Les pèlerins, dont les manteaux tout en lumière,
Mordus par le soleil vespéral qui s'endort,
Apparaissent ainsi que des vêtements d'or,
Traînés, dans un chemin d'encens et de poussière;

Les pèlerins, aux vieux sommets houleux et fous,
Que regardent passer, le long de leurs sillages,
De mystiques hameaux et de fervents villages,
Courbés dans la prière et jetés à genoux.




LES VIEUX CHÊNES


L'hiver, les chênes lourds et vieux, les chênes tors;
Geignant sous la tempête et démenant leurs branches
Comme de grands bras fous qui veulent fuir leur corps,
Mais que tragiquement la chair retient aux hanches,

Les vieux chênes rugueux et sinistres, les noirs
Géants debout, à l'horizon, où les vents rogues
Cinglent de leur colère et de leur vol les soirs
Et les mordent et les mordent comme des dogues,

Semblent de maux obscurs les mornes recéleurs,
Car l'âme des pays du Nord, sombre et sauvage,
Habite et clame en eux ses nocturnes douleurs
Et tord ses désespoirs d'automne en leur branchage.
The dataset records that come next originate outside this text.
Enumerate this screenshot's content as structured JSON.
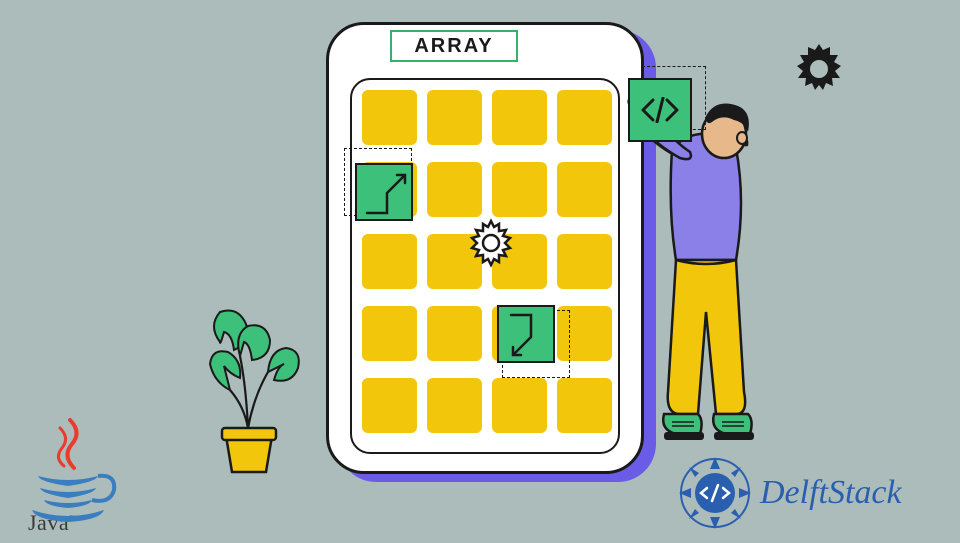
{
  "label": "ARRAY",
  "brand": {
    "java": "Java",
    "tm": "™",
    "delft": "DelftStack"
  },
  "colors": {
    "bg": "#acbcbb",
    "accent_purple": "#6a5ce6",
    "accent_yellow": "#f2c60b",
    "accent_green": "#3cc07a",
    "dark": "#1a1a1a",
    "delft_blue": "#2a5fb0",
    "java_red": "#e83c2e",
    "java_blue": "#3a7ebf"
  },
  "grid": {
    "rows": 5,
    "cols": 4
  },
  "icons": {
    "code": "</>",
    "gear_dark": "gear-icon",
    "gear_light": "gear-icon"
  }
}
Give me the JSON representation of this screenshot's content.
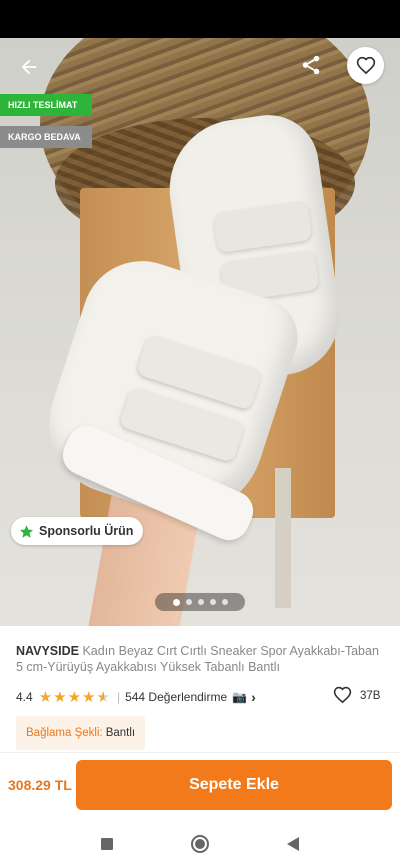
{
  "hero": {
    "badges": {
      "fast_delivery": "HIZLI TESLİMAT",
      "free_cargo": "KARGO BEDAVA"
    },
    "sponsored_label": "Sponsorlu Ürün",
    "image_count": 5,
    "active_image": 1
  },
  "product": {
    "brand": "NAVYSIDE",
    "name": "Kadın Beyaz Cırt Cırtlı Sneaker Spor Ayakkabı-Taban 5 cm-Yürüyüş Ayakkabısı Yüksek Tabanlı Bantlı",
    "rating": "4.4",
    "rating_value": 4.4,
    "review_count_text": "544 Değerlendirme",
    "favorite_count": "37B",
    "variant_label": "Bağlama Şekli:",
    "variant_value": "Bantlı"
  },
  "purchase": {
    "price": "308.29 TL",
    "add_to_cart_label": "Sepete Ekle"
  },
  "colors": {
    "accent": "#f27a1a",
    "fast_badge": "#2db53a",
    "cargo_badge": "#8c8c8c",
    "star": "#f5a623"
  },
  "icons": [
    "back-arrow-icon",
    "share-icon",
    "heart-icon",
    "star-icon",
    "camera-icon",
    "chevron-right-icon",
    "nav-recent-icon",
    "nav-home-icon",
    "nav-back-icon"
  ]
}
Oh! leurs plaintes et leurs plaintes, durant la nuit!
D'abord, lointainement, douces et miaulantes,
Comme ayant joie et peur de troubler, de leur bruit,
Le sommeil ténébreux des campagnes dolentes.

Puis le désir soudain où la terreur se joint
Quand la tempête est là, hennissante et prochaine;
Puis le râlement brusque et terrible, si loin
Que les bêtes des grand'routes hurlent de haine

Et se couchent, là-bas, dans les sillons, de peur.
Puis un apaisement sinistre et despotique,
—Une attente de glaive et d'ombre et de fureur,—
Et tout à coup la rage énorme et frénétique,

Tout l'infini qui grince et se brise et se tord
Et se déchire et vole en lambeaux de colère,
A travers la campagne, et beugle au loin la mort
De l'un à l'autre point de l'espace solaire.

Oh! les chênes! Oh les mornes suppliciés!
Et leurs pousses et leurs branches que l'on arrache
Et que l'on broie! Et leurs vieux bras exfoliés
A coups de foudre, à coups de bise, à coups de hache.

Ils sont crevés, solitaires; leur front durci
Est labouré; leur vieille écorce d'or est sombre,
Et leur sève se plaint plus tristement, que si
Le dernier cri du monde avait traversé l'ombre.

L'hiver, les chênes lourds et vieux, les chênes tors,
Geignant sous la tempête et démenant leurs branches
Comme de grands bras fous qui voudraient fuir un corps,
Mais que tragiquement la chair retient aux hanches,

Semblent de maux obscurs les mornes recéleurs,
Car l'âme des pays du Nord, sombre et sauvage,
Habite et clame en eux ses nocturnes douleurs
Et tord ses désespoirs d'automne en leur branchage.




LE CRI


Sur un étang désert, où stagne une eau brunie,
Un rai du soir s'accroche au sommet d'un roseau,
Un cri s'écoute, un cri désespéré d'oiseau,
Un cri grêle, qui pleure au loin une agonie.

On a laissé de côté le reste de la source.